• Je suis revenu d'avec le soleil

     

     

     

     

    Je m'en viens d'avec le soleil, comme parfois fait la lune, quand elle part s'accrocher. Aux bordures. Des clipses. C'est comme quitter les draps, dire adieu aux au revoirs, dire bonjour aux bons jours, et refermer les yeux. Agrippé aux falaises, mangé par les déroutes, sur la dentelle des doutes, l'horizon des planchers. Comme parfois fait la lune, quand elle part s'accrocher.

    La plume a jeté l'encre, dans une anse de papier, une baie domestiquée, à flanc de sommier. Le tatoueur avait déménagé. La marque de ses doigts sur les meubles empoussiérés avait manqué, entre autres intentions de ses doigts.

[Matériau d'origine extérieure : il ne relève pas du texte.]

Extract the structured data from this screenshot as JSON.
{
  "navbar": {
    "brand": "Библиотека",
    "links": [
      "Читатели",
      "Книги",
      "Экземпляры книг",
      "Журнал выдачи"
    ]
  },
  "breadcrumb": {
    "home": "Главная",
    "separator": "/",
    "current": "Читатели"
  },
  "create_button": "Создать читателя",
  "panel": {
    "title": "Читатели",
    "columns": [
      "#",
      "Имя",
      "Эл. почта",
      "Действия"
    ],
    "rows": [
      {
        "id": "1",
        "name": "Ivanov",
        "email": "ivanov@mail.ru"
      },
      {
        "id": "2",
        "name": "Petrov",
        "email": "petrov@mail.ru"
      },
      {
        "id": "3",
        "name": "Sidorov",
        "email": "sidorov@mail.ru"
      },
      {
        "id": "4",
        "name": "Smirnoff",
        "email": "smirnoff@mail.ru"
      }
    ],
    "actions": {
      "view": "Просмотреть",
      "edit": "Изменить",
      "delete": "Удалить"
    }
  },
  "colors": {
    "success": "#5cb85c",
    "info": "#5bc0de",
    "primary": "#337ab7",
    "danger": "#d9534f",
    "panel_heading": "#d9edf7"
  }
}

    Les desseins volubiles du soleil au coucher seraient d'oranger les mois d'août pour mieux nous regarder. Pris à son propre jeu, des sabliers calendriers, sur ses jours lancés nous l'entendrons à la cave, faire tourner les chauffages. Alors sans ce témoin héliostylé de reflets bigarrés, ce sera comme retrouver les draps, et puis juste tout chiffonner. [Et si tu as le temps de sourire : revenir, c'est un peu repasser.]

    Je n'ai pas pu m'empêcher. Je m'en viens d'avec le soleil et ses perles de pluie venues du pays que tu sais bien, où s'enlisent des paragraphes et des figures sans style. Revenu comme j'étais parti amoureux, mais pour ne plus trop baliser les frontières du plaisant. Comme nous avons tourné, sur des diables endansés, puisque les musiciens n'étaient pas là, et les cambrésiennes dans nos poches, à l'ombre d'on a pas le temps ne nous laissaient l'instant des danses.

    Ce qui m'est revenu, en revenant, comme un fantôme amnésique, qui boîte comme il écrit. En faisant tinter des allumettes du Massachusetts.